The existential question for outfits like Surge: As AI advances, will there come a time when there is no need for human data annotations? Models like Meta’s Llama 4, released in April, already relied heavily on AI creating and labeling its own data, so-called “synthetic data,” per a Meta researcher. Surge uses a “human-in-the-loop” variation to this approach, in which AI generates its own data and labels it but humans critique its performance. Chen feels strongly that humans are vital. When people and AI work together, he says, they surpass anything either could have done separately. But even if humans remain tangentially involved, a greater emphasis on machines training themselves would affect his bottom line, since training would get much cheaper. Another issue for Surge: The tsunami of VC money sloshing over rivals. Flush with cash, they don’t have to worry much about profitability (at least in the short run), putting downward pressure on margins across the industry. Two key Surge customers have already moved on. An OpenAI spokesperson confirmed that it no longer works with Surge (competitors Mercor and Invisible have each said OpenAI is a customer). Cohere, the AI lab that was one of Surge’s earliest customers, has essentially moved all its data annotation in-house. Ultimately, AI model makers don’t have much—if any—loyalty. Most of Surge’s customers also contract with its competitors. Meta, for example, still uses Surge even after spending billions to buy half of Scale.
“It is not a winner-takes-all market,” says Turing investor and Foundation Capital partner Ashu Garg. If AI and data services businesses can tap into the IT budgets of the world’s largest companies and chip away at the market share of traditional IT services players, he says, it could become a trillion-dollar market.

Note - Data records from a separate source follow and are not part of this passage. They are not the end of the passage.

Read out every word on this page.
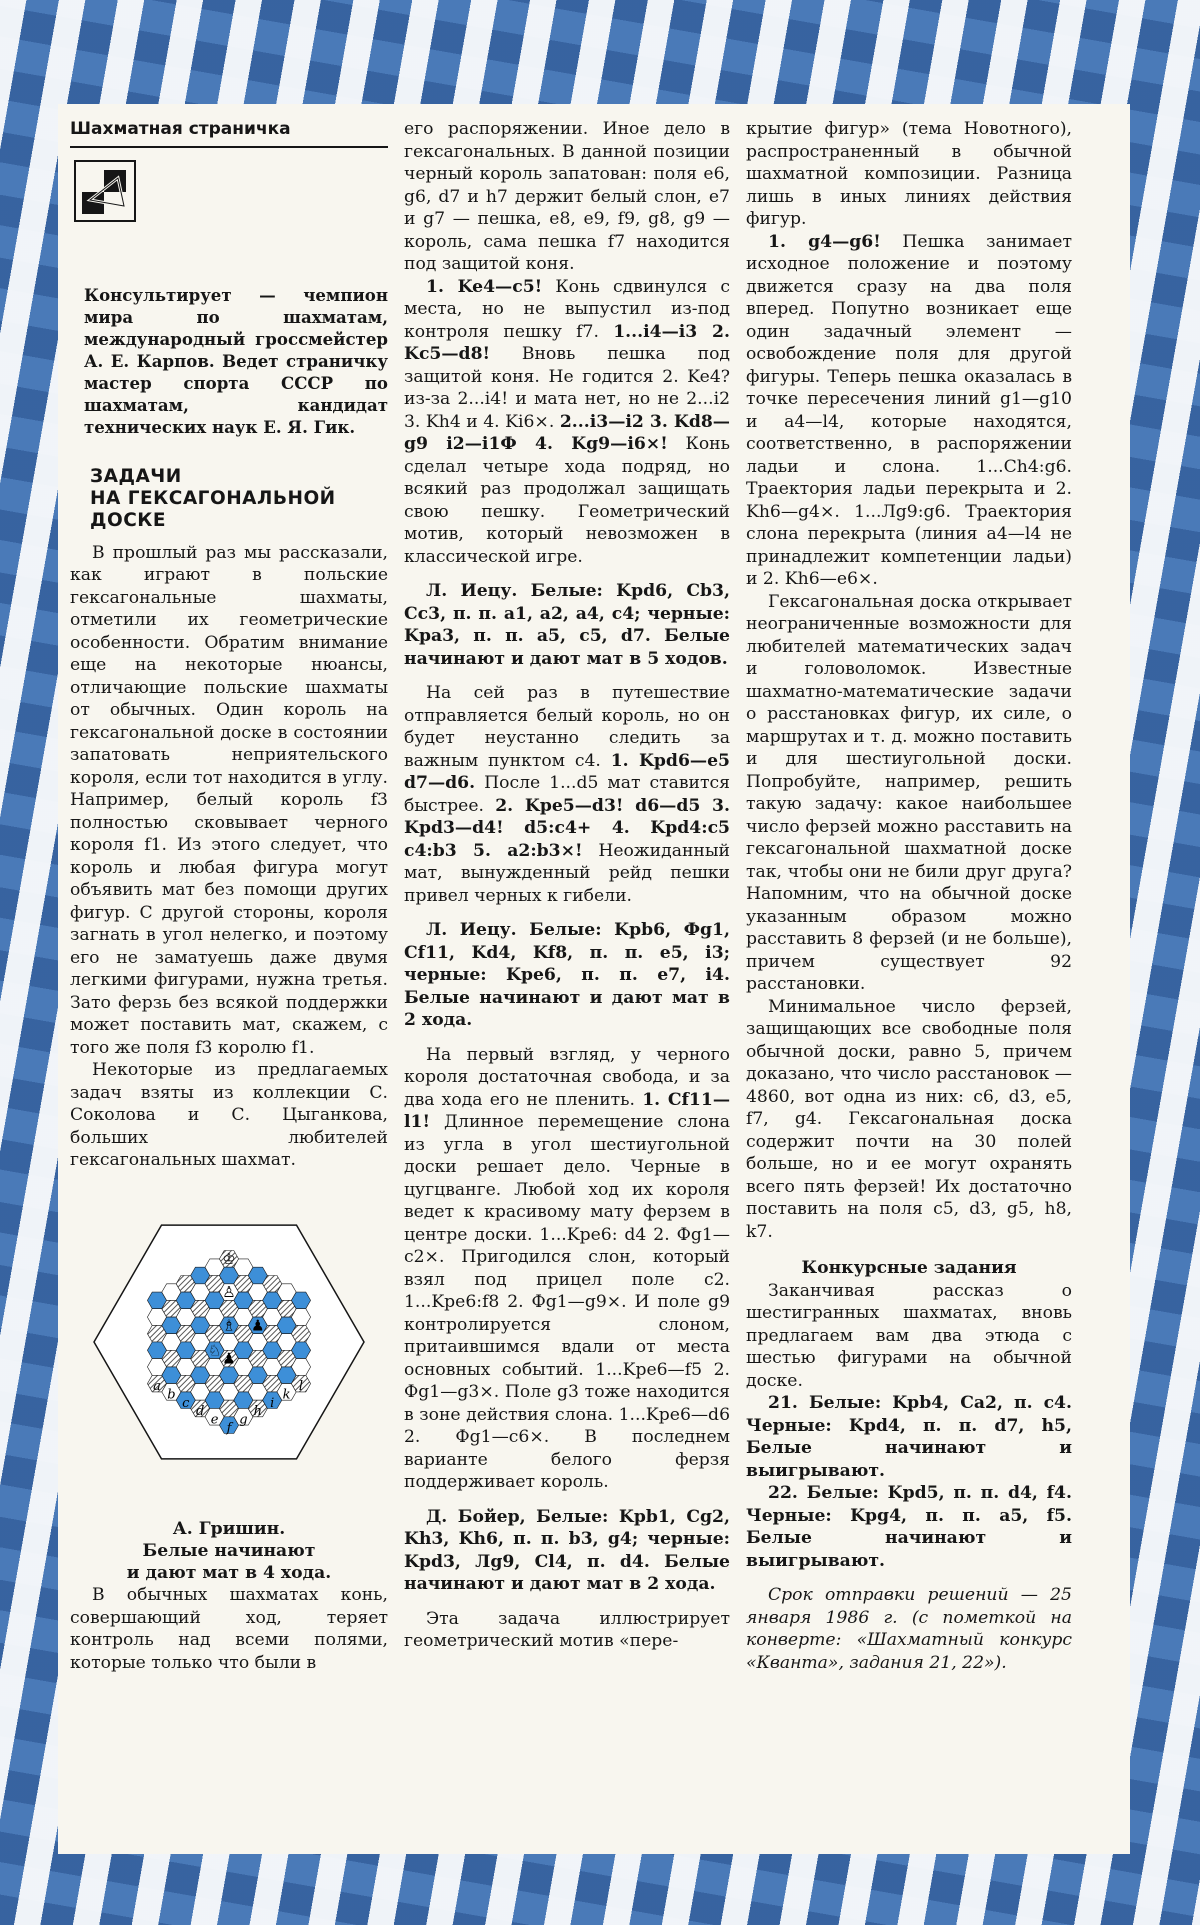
Шахматная страничка

Консультирует — чемпион мира по шахматам, международный гроссмейстер А. Е. Карпов. Ведет страничку мастер спорта СССР по шахматам, кандидат технических наук Е. Я. Гик.

ЗАДАЧИ
НА ГЕКСАГОНАЛЬНОЙ
ДОСКЕ

В прошлый раз мы рассказали, как играют в польские гексагональные шахматы, отметили их геометрические особенности. Обратим внимание еще на некоторые нюансы, отличающие польские шахматы от обычных. Один король на гексагональной доске в состоянии запатовать неприятельского короля, если тот находится в углу. Например, белый король f3 полностью сковывает черного короля f1. Из этого следует, что король и любая фигура могут объявить мат без помощи других фигур. С другой стороны, короля загнать в угол нелегко, и поэтому его не заматуешь даже двумя легкими фигурами, нужна третья. Зато ферзь без всякой поддержки может поставить мат, скажем, с того же поля f3 королю f1.

Некоторые из предлагаемых задач взяты из коллекции С. Соколова и С. Цыганкова, больших любителей гексагональных шахмат.

a
b
c
d
e
f
g
h
i
k
l
♔
♙
♗ ♟
♘ ♟
А. Гришин.
Белые начинают
и дают мат в 4 хода.

В обычных шахматах конь, совершающий ход, теряет контроль над всеми полями, которые только что были в

его распоряжении. Иное дело в гексагональных. В данной позиции черный король запатован: поля e6, g6, d7 и h7 держит белый слон, e7 и g7 — пешка, e8, e9, f9, g8, g9 — король, сама пешка f7 находится под защитой коня.

1. Ke4—c5! Конь сдвинулся с места, но не выпустил из-под контроля пешку f7. 1...i4—i3 2. Kc5—d8! Вновь пешка под защитой коня. Не годится 2. Ke4? из-за 2...i4! и мата нет, но не 2...i2 3. Kh4 и 4. Ki6×. 2...i3—i2 3. Kd8—g9 i2—i1Ф 4. Kg9—i6×! Конь сделал четыре хода подряд, но всякий раз продолжал защищать свою пешку. Геометрический мотив, который невозможен в классической игре.

Л. Иецу. Белые: Kpd6, Cb3, Cc3, п. п. a1, a2, a4, c4; черные: Kpa3, п. п. a5, c5, d7. Белые начинают и дают мат в 5 ходов.

На сей раз в путешествие отправляется белый король, но он будет неустанно следить за важным пунктом c4. 1. Kpd6—e5 d7—d6. После 1...d5 мат ставится быстрее. 2. Kpe5—d3! d6—d5 3. Kpd3—d4! d5:c4+ 4. Kpd4:c5 c4:b3 5. a2:b3×! Неожиданный мат, вынужденный рейд пешки привел черных к гибели.

Л. Иецу. Белые: Kpb6, Фg1, Cf11, Kd4, Kf8, п. п. e5, i3; черные: Kpe6, п. п. e7, i4. Белые начинают и дают мат в 2 хода.

На первый взгляд, у черного короля достаточная свобода, и за два хода его не пленить. 1. Cf11—l1! Длинное перемещение слона из угла в угол шестиугольной доски решает дело. Черные в цугцванге. Любой ход их короля ведет к красивому мату ферзем в центре доски. 1...Kpe6: d4 2. Фg1—c2×. Пригодился слон, который взял под прицел поле c2. 1...Kpe6:f8 2. Фg1—g9×. И поле g9 контролируется слоном, притаившимся вдали от места основных событий. 1...Kpe6—f5 2. Фg1—g3×. Поле g3 тоже находится в зоне действия слона. 1...Kpe6—d6 2. Фg1—c6×. В последнем варианте белого ферзя поддерживает король.

Д. Бойер, Белые: Kpb1, Cg2, Kh3, Kh6, п. п. b3, g4; черные: Kpd3, Лg9, Cl4, п. d4. Белые начинают и дают мат в 2 хода.

Эта задача иллюстрирует геометрический мотив «пере-

крытие фигур» (тема Новотного), распространенный в обычной шахматной композиции. Разница лишь в иных линиях действия фигур.

1. g4—g6! Пешка занимает исходное положение и поэтому движется сразу на два поля вперед. Попутно возникает еще один задачный элемент — освобождение поля для другой фигуры. Теперь пешка оказалась в точке пересечения линий g1—g10 и a4—l4, которые находятся, соответственно, в распоряжении ладьи и слона. 1...Ch4:g6. Траектория ладьи перекрыта и 2. Kh6—g4×. 1...Лg9:g6. Траектория слона перекрыта (линия a4—l4 не принадлежит компетенции ладьи) и 2. Kh6—e6×.

Гексагональная доска открывает неограниченные возможности для любителей математических задач и головоломок. Известные шахматно-математические задачи о расстановках фигур, их силе, о маршрутах и т. д. можно поставить и для шестиугольной доски. Попробуйте, например, решить такую задачу: какое наибольшее число ферзей можно расставить на гексагональной шахматной доске так, чтобы они не били друг друга? Напомним, что на обычной доске указанным образом можно расставить 8 ферзей (и не больше), причем существует 92 расстановки.

Минимальное число ферзей, защищающих все свободные поля обычной доски, равно 5, причем доказано, что число расстановок — 4860, вот одна из них: c6, d3, e5, f7, g4. Гексагональная доска содержит почти на 30 полей больше, но и ее могут охранять всего пять ферзей! Их достаточно поставить на поля c5, d3, g5, h8, k7.

Конкурсные задания

Заканчивая рассказ о шестигранных шахматах, вновь предлагаем вам два этюда с шестью фигурами на обычной доске.

21. Белые: Kpb4, Ca2, п. c4. Черные: Kpd4, п. п. d7, h5, Белые начинают и выигрывают.

22. Белые: Kpd5, п. п. d4, f4. Черные: Kpg4, п. п. a5, f5. Белые начинают и выигрывают.

Срок отправки решений — 25 января 1986 г. (с пометкой на конверте: «Шахматный конкурс «Кванта», задания 21, 22»).
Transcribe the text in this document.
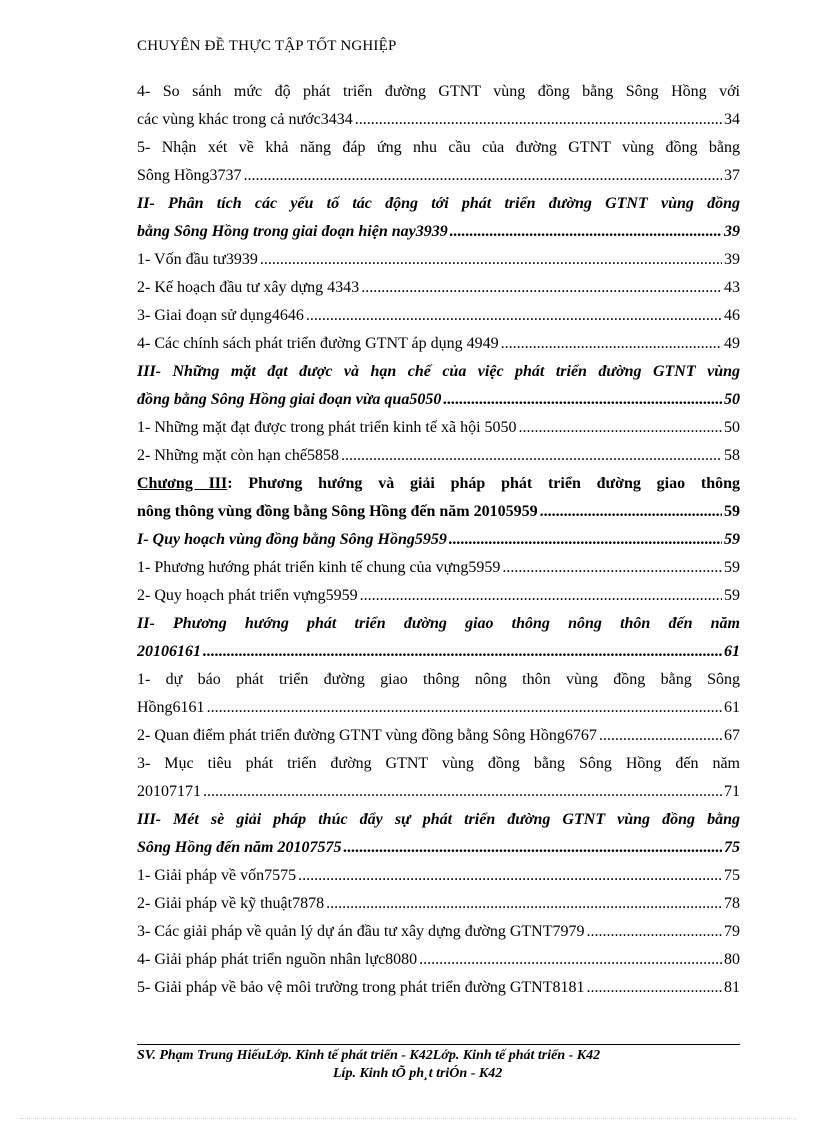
CHUYÊN ĐỀ THỰC TẬP TỐT NGHIỆP
4- So sánh mức độ phát triển đường GTNT vùng đồng bằng Sông Hồng với
các vùng khác trong cả nước3434 .....	34
5- Nhận xét về khả năng đáp ứng nhu cầu của đường GTNT vùng đồng bằng
Sông Hồng3737 .....	37
II- Phân tích các yếu tố tác động tới phát triển đường GTNT vùng đồng
bằng Sông Hồng trong giai đoạn hiện nay3939 .....	39
1- Vốn đầu tư3939 .....	39
2- Kế hoạch đầu tư xây dựng 4343 .....	43
3- Giai đoạn sử dụng4646 .....	46
4- Các chính sách phát triển đường GTNT áp dụng 4949 .....	49
III- Những mặt đạt được và hạn chế của việc phát triển đường GTNT vùng
đồng bằng Sông Hồng giai đoạn vừa qua5050 .....	50
1- Những mặt đạt được trong phát triển kinh tế xã hội 5050 .....	50
2- Những mặt còn hạn chế5858 .....	58
Chương III: Phương hướng và giải pháp phát triển đường giao thông
nông thông vùng đồng bằng Sông Hồng đến năm 20105959 .....	59
I- Quy hoạch vùng đồng bằng Sông Hồng5959 .....	59
1- Phương hướng phát triển kinh tế chung của vựng5959 .....	59
2- Quy hoạch phát triển vựng5959 .....	59
II- Phương hướng phát triển đường giao thông nông thôn đến năm
20106161 .....	61
1- dự báo phát triển đường giao thông nông thôn vùng đồng bằng Sông
Hồng6161 .....	61
2- Quan điểm phát triển đường GTNT vùng đồng bằng Sông Hồng6767 .....	67
3- Mục tiêu phát triển đường GTNT vùng đồng bằng Sông Hồng đến năm
20107171 .....	71
III- Mét sè giải pháp thúc đẩy sự phát triển đường GTNT vùng đồng bằng
Sông Hồng đến năm 20107575 .....	75
1- Giải pháp về vốn7575 .....	75
2- Giải pháp về kỹ thuật7878 .....	78
3- Các giải pháp về quản lý dự án đầu tư xây dựng đường GTNT7979 .....	79
4- Giải pháp phát triển nguồn nhân lực8080 .....	80
5- Giải pháp về bảo vệ môi trường trong phát triển đường GTNT8181 .....	81
SV. Phạm Trung HiếuLớp. Kinh tế phát triển - K42Lớp. Kinh tế phát triển - K42
Líp. Kinh tÕ ph¸t triÓn - K42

Regardless of how the industry evolves, Chen plans to run Surge until artificial general intelligence occurs, assuming it occurs at all. Sam Altman, for one, is certain that AGI is imminent. Chen’s estimate is more conservative. He thinks it’ll arrive on the scale of 20 years.
Thinking about the future, Chen says he is “fundamentally uninterested in being acquired” and has no intention of an IPO. “Why would anyone want to go public? A big problem with public companies is they always have to worry about the short term.” Head of product Nick Heiner has another theory: “If Surge didn’t exist, what would Edwin do for fun? He’d probably make data and train AI. It just happens to be a lucrative thing. But it’s like watching Michael Jordan dunk. It’s just the thing that this guy was made to do.”